Call of Duty is not a conversation simulation machine. Having meaningful conversations where characters express their feelings, that’s handled better in a cinematic. That relies on all the directorial language of camera movement to its best effect.
One of the reasons I came here to work on Call of Duty is I’d always admired how well they did those big blockbuster action-movie set-pieces. But my feeling was—if the guys that specialize in doing that stuff just do that again, they don’t have to outdo themselves. They just do the thing they do so well, and we can infuse context and characters you care about. You could have two equivalent set-pieces, and the one involving characters you care about is going to feel far more spectacular.

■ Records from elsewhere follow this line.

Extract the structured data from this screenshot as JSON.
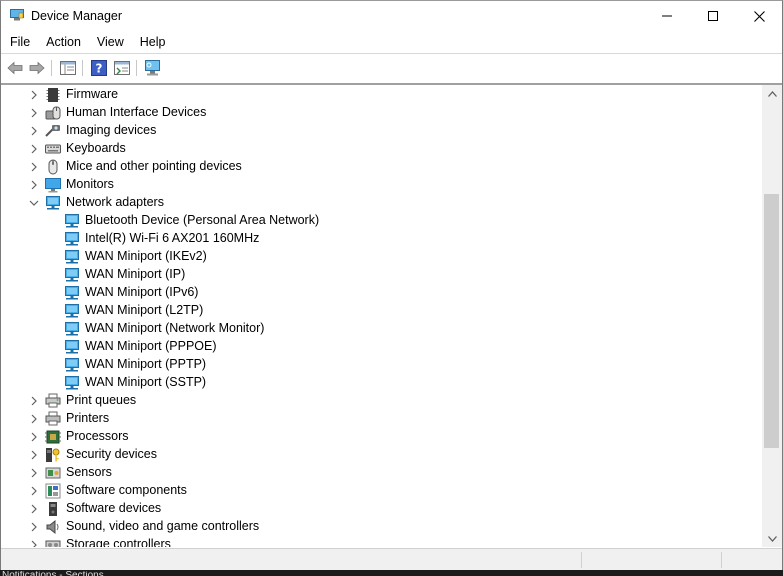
{
  "window": {
    "title": "Device Manager",
    "minimize_label": "",
    "maximize_label": "",
    "close_label": ""
  },
  "menu": [
    "File",
    "Action",
    "View",
    "Help"
  ],
  "tree": [
    {
      "label": "Firmware",
      "level": 0,
      "expanded": false,
      "icon": "firmware-icon"
    },
    {
      "label": "Human Interface Devices",
      "level": 0,
      "expanded": false,
      "icon": "hid-icon"
    },
    {
      "label": "Imaging devices",
      "level": 0,
      "expanded": false,
      "icon": "camera-icon"
    },
    {
      "label": "Keyboards",
      "level": 0,
      "expanded": false,
      "icon": "keyboard-icon"
    },
    {
      "label": "Mice and other pointing devices",
      "level": 0,
      "expanded": false,
      "icon": "mouse-icon"
    },
    {
      "label": "Monitors",
      "level": 0,
      "expanded": false,
      "icon": "monitor-icon"
    },
    {
      "label": "Network adapters",
      "level": 0,
      "expanded": true,
      "icon": "network-adapter-icon"
    },
    {
      "label": "Bluetooth Device (Personal Area Network)",
      "level": 1,
      "icon": "network-adapter-icon"
    },
    {
      "label": "Intel(R) Wi-Fi 6 AX201 160MHz",
      "level": 1,
      "icon": "network-adapter-icon"
    },
    {
      "label": "WAN Miniport (IKEv2)",
      "level": 1,
      "icon": "network-adapter-icon"
    },
    {
      "label": "WAN Miniport (IP)",
      "level": 1,
      "icon": "network-adapter-icon"
    },
    {
      "label": "WAN Miniport (IPv6)",
      "level": 1,
      "icon": "network-adapter-icon"
    },
    {
      "label": "WAN Miniport (L2TP)",
      "level": 1,
      "icon": "network-adapter-icon"
    },
    {
      "label": "WAN Miniport (Network Monitor)",
      "level": 1,
      "icon": "network-adapter-icon"
    },
    {
      "label": "WAN Miniport (PPPOE)",
      "level": 1,
      "icon": "network-adapter-icon"
    },
    {
      "label": "WAN Miniport (PPTP)",
      "level": 1,
      "icon": "network-adapter-icon"
    },
    {
      "label": "WAN Miniport (SSTP)",
      "level": 1,
      "icon": "network-adapter-icon"
    },
    {
      "label": "Print queues",
      "level": 0,
      "expanded": false,
      "icon": "print-queue-icon"
    },
    {
      "label": "Printers",
      "level": 0,
      "expanded": false,
      "icon": "printer-icon"
    },
    {
      "label": "Processors",
      "level": 0,
      "expanded": false,
      "icon": "processor-icon"
    },
    {
      "label": "Security devices",
      "level": 0,
      "expanded": false,
      "icon": "security-key-icon"
    },
    {
      "label": "Sensors",
      "level": 0,
      "expanded": false,
      "icon": "sensor-icon"
    },
    {
      "label": "Software components",
      "level": 0,
      "expanded": false,
      "icon": "software-component-icon"
    },
    {
      "label": "Software devices",
      "level": 0,
      "expanded": false,
      "icon": "software-device-icon"
    },
    {
      "label": "Sound, video and game controllers",
      "level": 0,
      "expanded": false,
      "icon": "speaker-icon"
    },
    {
      "label": "Storage controllers",
      "level": 0,
      "expanded": false,
      "icon": "storage-controller-icon"
    }
  ],
  "scroll": {
    "position_fraction": 0.35
  },
  "taskbar": {
    "text": "Notifications - Sections"
  },
  "colors": {
    "netblue": "#2a8fd6",
    "chevron": "#5f5f5f",
    "thumb": "#cdcdcd"
  }
}
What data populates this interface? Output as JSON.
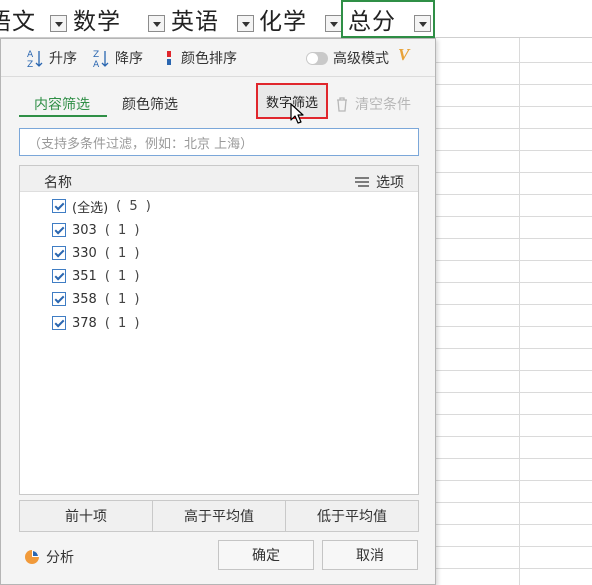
{
  "header": {
    "columns": [
      {
        "label": "语文"
      },
      {
        "label": "数学"
      },
      {
        "label": "英语"
      },
      {
        "label": "化学"
      },
      {
        "label": "总分"
      }
    ]
  },
  "sort": {
    "ascending": "升序",
    "descending": "降序",
    "by_color": "颜色排序",
    "advanced_mode": "高级模式",
    "vip_badge": "V"
  },
  "tabs": {
    "content_filter": "内容筛选",
    "color_filter": "颜色筛选",
    "number_filter": "数字筛选",
    "clear_conditions": "清空条件"
  },
  "search": {
    "placeholder": "（支持多条件过滤，例如：北京  上海）"
  },
  "list": {
    "name_header": "名称",
    "options_label": "选项",
    "items": [
      {
        "label": "(全选)",
        "count": "( 5 )",
        "checked": true
      },
      {
        "label": "303",
        "count": "( 1 )",
        "checked": true
      },
      {
        "label": "330",
        "count": "( 1 )",
        "checked": true
      },
      {
        "label": "351",
        "count": "( 1 )",
        "checked": true
      },
      {
        "label": "358",
        "count": "( 1 )",
        "checked": true
      },
      {
        "label": "378",
        "count": "( 1 )",
        "checked": true
      }
    ]
  },
  "quick_buttons": {
    "top_ten": "前十项",
    "above_average": "高于平均值",
    "below_average": "低于平均值"
  },
  "footer": {
    "analyze": "分析",
    "ok": "确定",
    "cancel": "取消"
  },
  "colors": {
    "accent_green": "#2f8f46",
    "highlight_red": "#e0262c",
    "checkbox_blue": "#2a66b0",
    "vip_orange": "#e8a33a"
  }
}
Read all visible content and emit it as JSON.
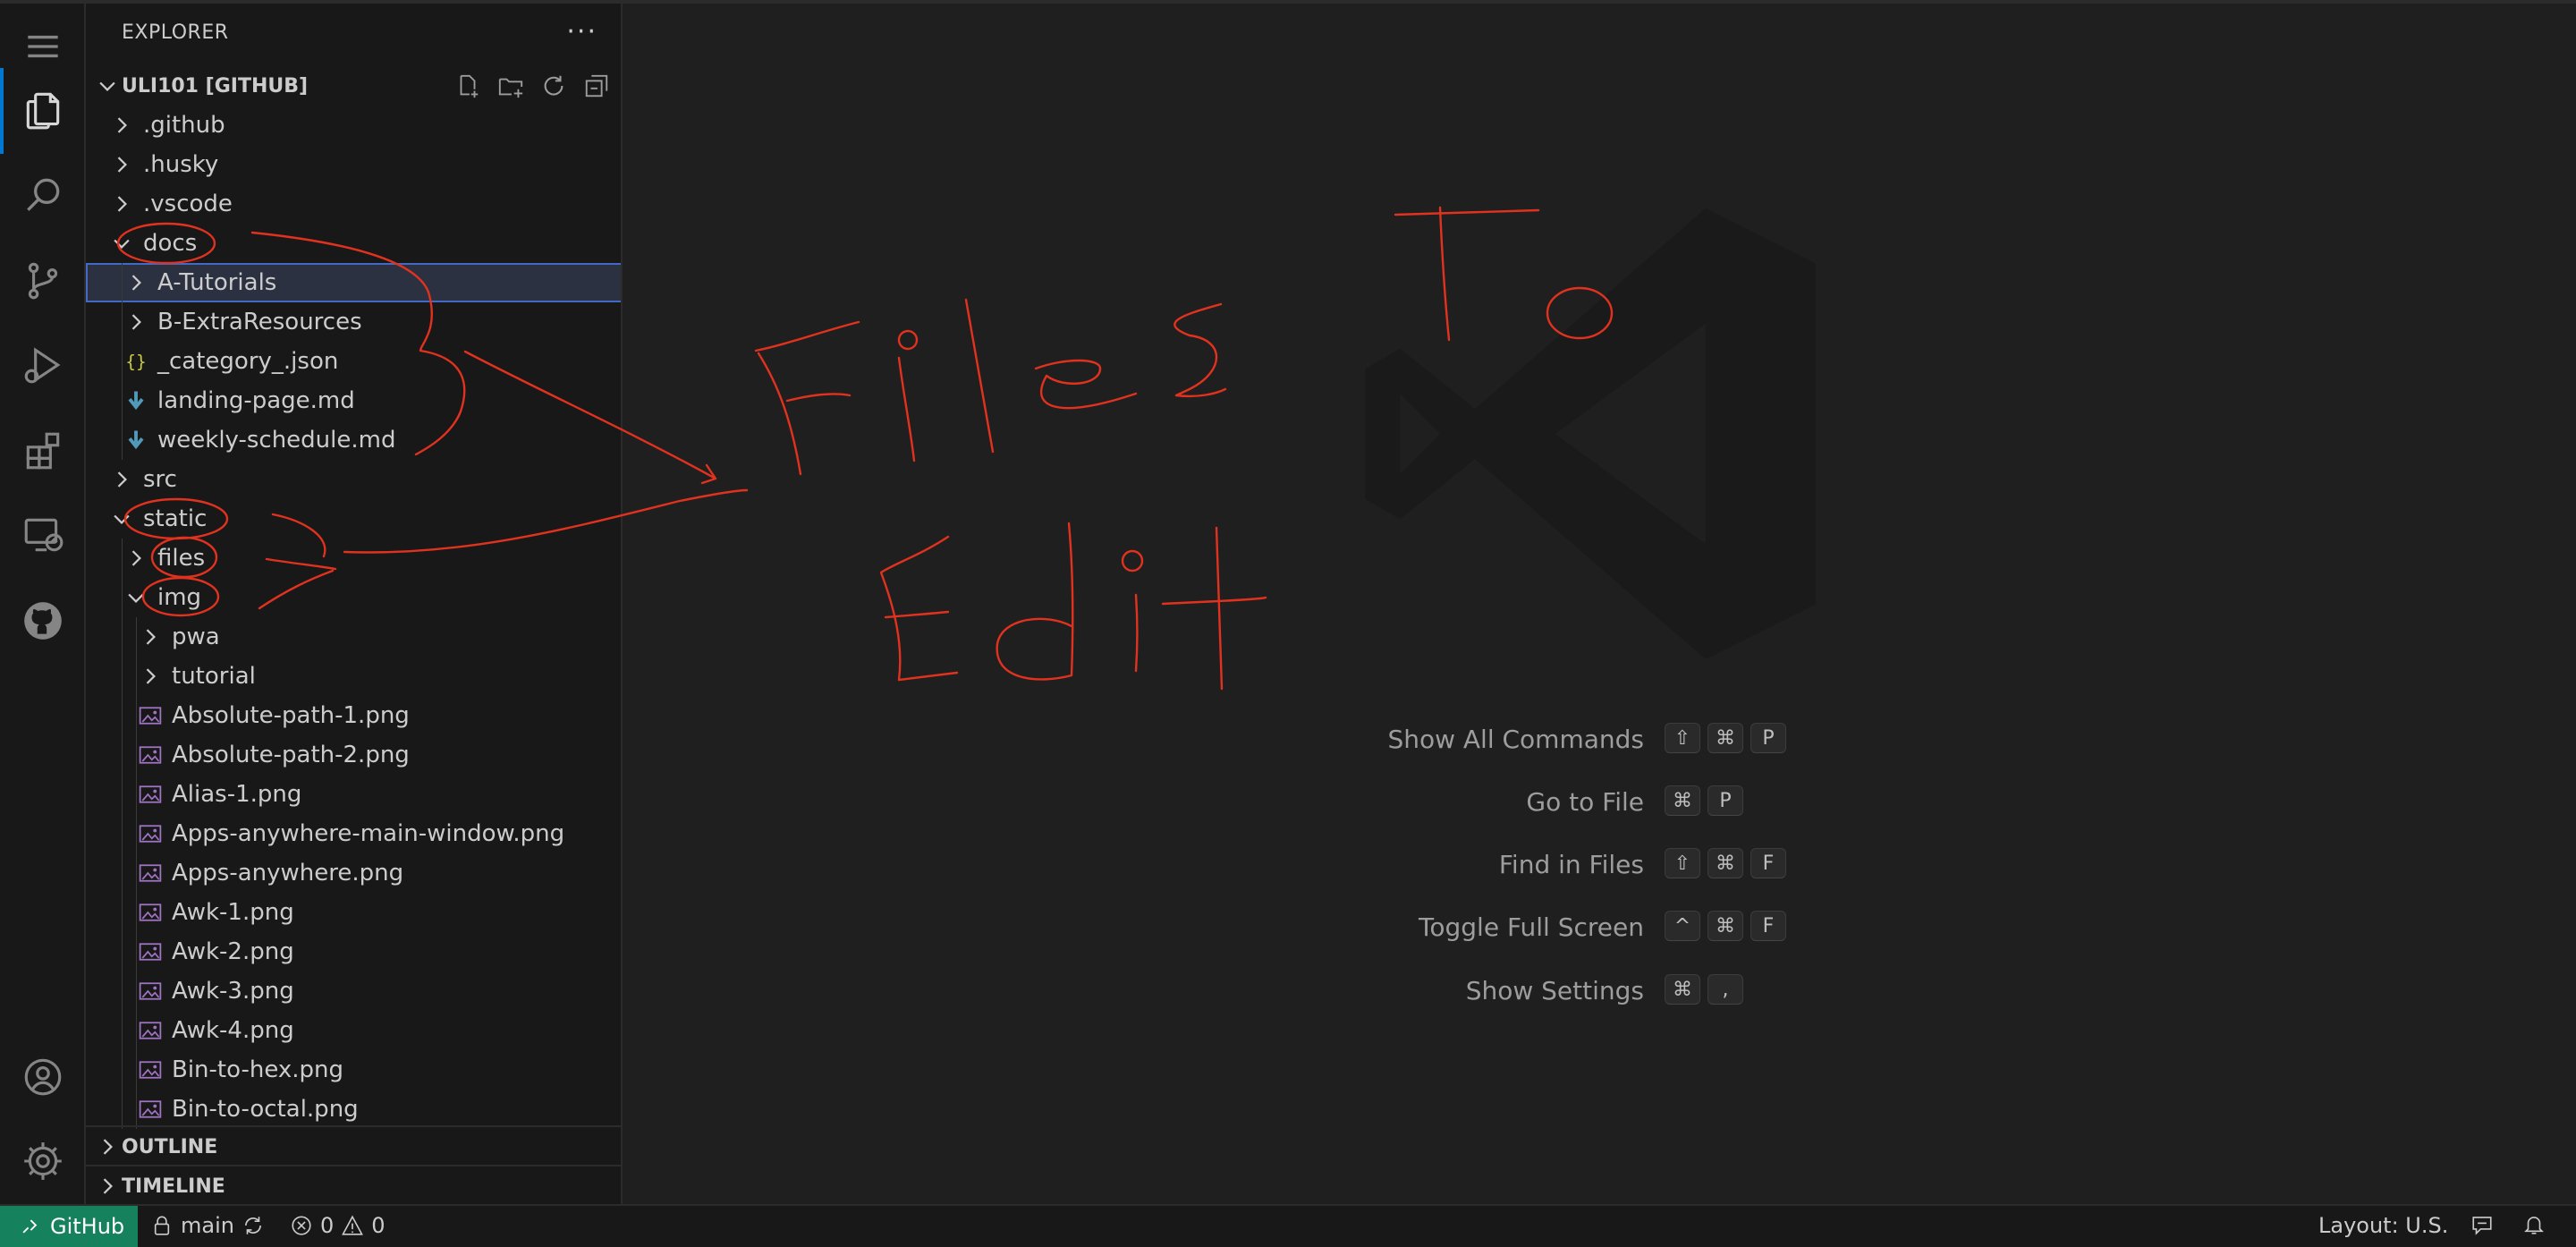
{
  "activity_bar": {
    "items": [
      "menu-icon",
      "files-icon",
      "search-icon",
      "source-control-icon",
      "run-debug-icon",
      "extensions-icon",
      "remote-explorer-icon",
      "github-icon",
      "account-icon",
      "settings-gear-icon"
    ],
    "accent_color": "#0078d4"
  },
  "sidebar": {
    "title": "EXPLORER",
    "more_actions": "···",
    "workspace_label": "ULI101 [GITHUB]",
    "workspace_actions": [
      "new-file-icon",
      "new-folder-icon",
      "refresh-icon",
      "collapse-all-icon"
    ],
    "tree": [
      {
        "label": ".github",
        "type": "folder",
        "expanded": false
      },
      {
        "label": ".husky",
        "type": "folder",
        "expanded": false
      },
      {
        "label": ".vscode",
        "type": "folder",
        "expanded": false
      },
      {
        "label": "docs",
        "type": "folder",
        "expanded": true
      },
      {
        "label": "A-Tutorials",
        "type": "folder",
        "expanded": false,
        "selected": true
      },
      {
        "label": "B-ExtraResources",
        "type": "folder",
        "expanded": false
      },
      {
        "label": "_category_.json",
        "type": "json"
      },
      {
        "label": "landing-page.md",
        "type": "markdown"
      },
      {
        "label": "weekly-schedule.md",
        "type": "markdown"
      },
      {
        "label": "src",
        "type": "folder",
        "expanded": false
      },
      {
        "label": "static",
        "type": "folder",
        "expanded": true
      },
      {
        "label": "files",
        "type": "folder",
        "expanded": false
      },
      {
        "label": "img",
        "type": "folder",
        "expanded": true
      },
      {
        "label": "pwa",
        "type": "folder",
        "expanded": false
      },
      {
        "label": "tutorial",
        "type": "folder",
        "expanded": false
      },
      {
        "label": "Absolute-path-1.png",
        "type": "image"
      },
      {
        "label": "Absolute-path-2.png",
        "type": "image"
      },
      {
        "label": "Alias-1.png",
        "type": "image"
      },
      {
        "label": "Apps-anywhere-main-window.png",
        "type": "image"
      },
      {
        "label": "Apps-anywhere.png",
        "type": "image"
      },
      {
        "label": "Awk-1.png",
        "type": "image"
      },
      {
        "label": "Awk-2.png",
        "type": "image"
      },
      {
        "label": "Awk-3.png",
        "type": "image"
      },
      {
        "label": "Awk-4.png",
        "type": "image"
      },
      {
        "label": "Bin-to-hex.png",
        "type": "image"
      },
      {
        "label": "Bin-to-octal.png",
        "type": "image"
      }
    ],
    "outline_label": "OUTLINE",
    "timeline_label": "TIMELINE"
  },
  "editor": {
    "watermark": "vscode-logo-icon",
    "shortcuts": [
      {
        "label": "Show All Commands",
        "keys": [
          "⇧",
          "⌘",
          "P"
        ]
      },
      {
        "label": "Go to File",
        "keys": [
          "⌘",
          "P"
        ]
      },
      {
        "label": "Find in Files",
        "keys": [
          "⇧",
          "⌘",
          "F"
        ]
      },
      {
        "label": "Toggle Full Screen",
        "keys": [
          "^",
          "⌘",
          "F"
        ]
      },
      {
        "label": "Show Settings",
        "keys": [
          "⌘",
          ","
        ]
      }
    ]
  },
  "annotation": {
    "color": "#e0321e"
  },
  "status_bar": {
    "remote_label": "GitHub",
    "remote_color": "#16825d",
    "branch": "main",
    "errors": "0",
    "warnings": "0",
    "layout": "Layout: U.S."
  }
}
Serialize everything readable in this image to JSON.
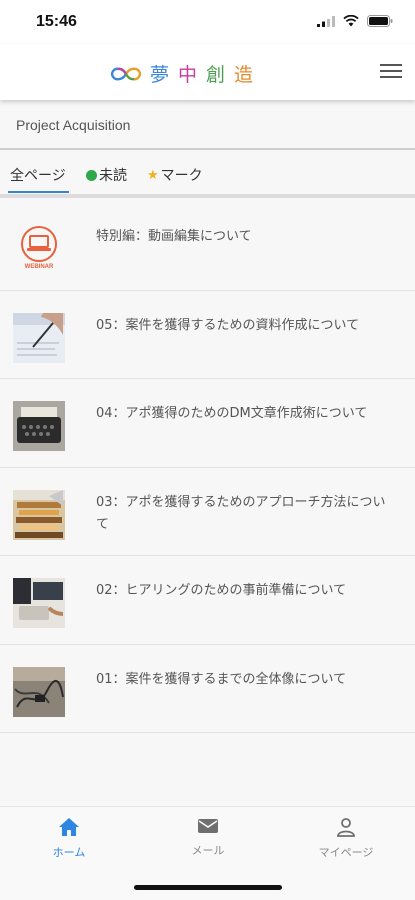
{
  "status_bar": {
    "time": "15:46"
  },
  "header": {
    "logo_chars": [
      "夢",
      "中",
      "創",
      "造"
    ],
    "logo_colors": [
      "#3a87d9",
      "#c93c9a",
      "#4a9e4f",
      "#e58a2b"
    ]
  },
  "page": {
    "title": "Project Acquisition"
  },
  "filters": {
    "all": "全ページ",
    "unread": "未読",
    "mark": "マーク"
  },
  "webinar_badge": "WEBINAR",
  "items": [
    {
      "title": "特別編：動画編集について",
      "thumb": "webinar-icon"
    },
    {
      "title": "05：案件を獲得するための資料作成について",
      "thumb": "writing-photo"
    },
    {
      "title": "04：アポ獲得のためのDM文章作成術について",
      "thumb": "typewriter-photo"
    },
    {
      "title": "03：アポを獲得するためのアプローチ方法について",
      "thumb": "books-photo"
    },
    {
      "title": "02：ヒアリングのための事前準備について",
      "thumb": "desk-photo"
    },
    {
      "title": "01：案件を獲得するまでの全体像について",
      "thumb": "cables-photo"
    }
  ],
  "bottom_nav": {
    "home": "ホーム",
    "mail": "メール",
    "mypage": "マイページ",
    "active_color": "#2f86e0"
  }
}
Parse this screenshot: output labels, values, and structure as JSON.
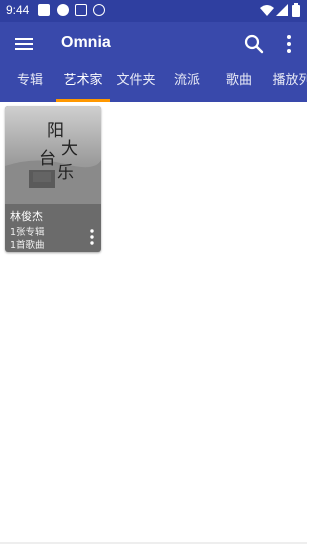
{
  "status_bar": {
    "time": "9:44",
    "notification_icons": [
      "square-notification-icon",
      "alert-circle-icon",
      "a-box-icon",
      "clock-circle-icon"
    ],
    "system_icons": [
      "wifi-icon",
      "signal-icon",
      "battery-icon"
    ]
  },
  "app_bar": {
    "title": "Omnia",
    "menu_icon": "hamburger-menu-icon",
    "search_icon": "search-icon",
    "more_icon": "more-vertical-icon"
  },
  "tabs": [
    {
      "label": "专辑",
      "active": false
    },
    {
      "label": "艺术家",
      "active": true
    },
    {
      "label": "文件夹",
      "active": false
    },
    {
      "label": "流派",
      "active": false
    },
    {
      "label": "歌曲",
      "active": false
    },
    {
      "label": "播放列",
      "active": false
    }
  ],
  "artists": [
    {
      "name": "林俊杰",
      "albums": "1张专辑",
      "songs": "1首歌曲",
      "art_text": "阳台 大大乐"
    }
  ],
  "colors": {
    "status_bar": "#2f3fa0",
    "primary": "#3949ab",
    "tab_indicator": "#ff9800",
    "card_footer": "#6b6b6b"
  }
}
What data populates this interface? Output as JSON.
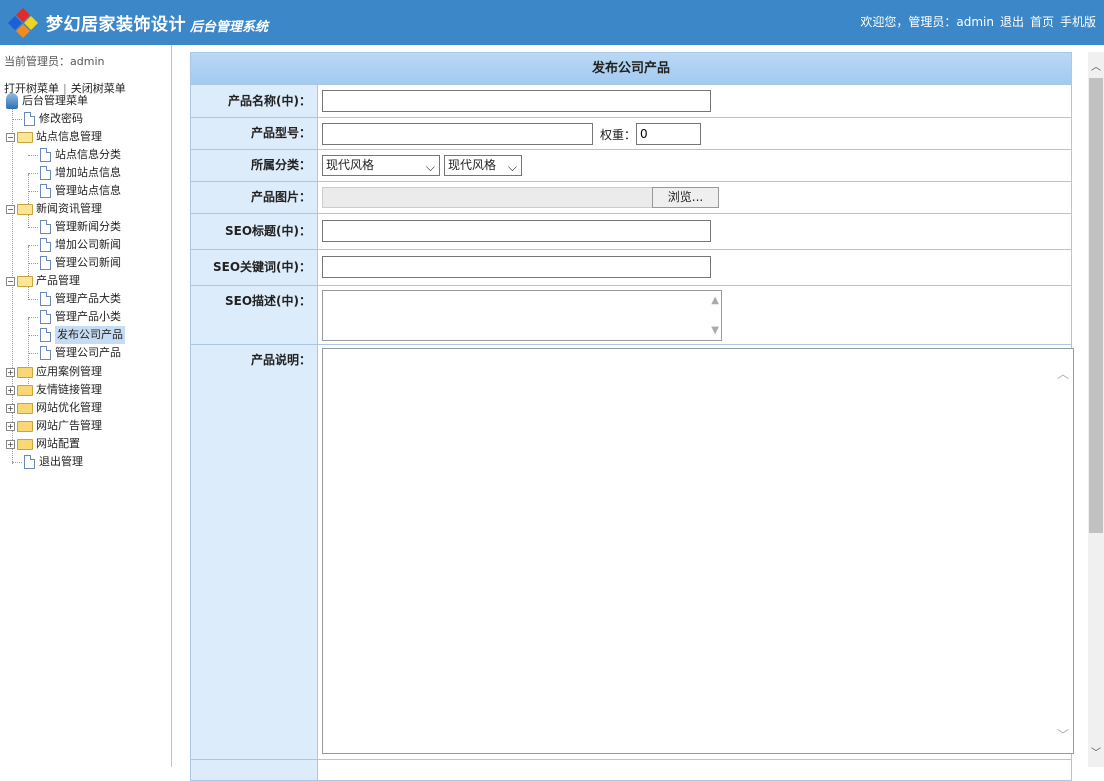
{
  "header": {
    "title": "梦幻居家装饰设计",
    "subtitle": "后台管理系统",
    "welcome": "欢迎您，管理员：admin",
    "links": [
      "退出",
      "首页",
      "手机版"
    ]
  },
  "sidebar": {
    "current_admin": "当前管理员：admin",
    "open_tree": "打开树菜单",
    "separator": "|",
    "close_tree": "关闭树菜单",
    "root": "后台管理菜单",
    "items": [
      {
        "label": "修改密码"
      },
      {
        "label": "站点信息管理"
      },
      {
        "label": "站点信息分类"
      },
      {
        "label": "增加站点信息"
      },
      {
        "label": "管理站点信息"
      },
      {
        "label": "新闻资讯管理"
      },
      {
        "label": "管理新闻分类"
      },
      {
        "label": "增加公司新闻"
      },
      {
        "label": "管理公司新闻"
      },
      {
        "label": "产品管理"
      },
      {
        "label": "管理产品大类"
      },
      {
        "label": "管理产品小类"
      },
      {
        "label": "发布公司产品"
      },
      {
        "label": "管理公司产品"
      },
      {
        "label": "应用案例管理"
      },
      {
        "label": "友情链接管理"
      },
      {
        "label": "网站优化管理"
      },
      {
        "label": "网站广告管理"
      },
      {
        "label": "网站配置"
      },
      {
        "label": "退出管理"
      }
    ]
  },
  "form": {
    "title": "发布公司产品",
    "product_name_label": "产品名称(中)：",
    "product_name_value": "",
    "model_label": "产品型号：",
    "model_value": "",
    "weight_label": "权重：",
    "weight_value": "0",
    "category_label": "所属分类：",
    "category_main": "现代风格",
    "category_sub": "现代风格",
    "image_label": "产品图片：",
    "browse_label": "浏览...",
    "seo_title_label": "SEO标题(中)：",
    "seo_keywords_label": "SEO关键词(中)：",
    "seo_desc_label": "SEO描述(中)：",
    "description_label": "产品说明："
  }
}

Again, the narrative is definitely in support of the gameplay. It helps enhance the game. This isn’t an absolute, but I think it’s fairly well-borne-out that some of the more successful in-game narratives are led by people who are game designers. Not by people who are storytellers in other media. The interactive medium is unique. It has its own set of rules.
If there were a tug of war between narrative and gameplay, I don’t think you’d see successful in-game narratives coming from people who—Neil Druckmann is a game designer. Amy Hennig is a game designer. These people are game designers who’ve also studied storytelling. My first job in the games industry was being the entire design department on Crash Bandicoot. We made the game with maybe seven people. I can’t think of a lot of fulfilling narrative-driven, character-driven single-player campaigns that were run by a movie director.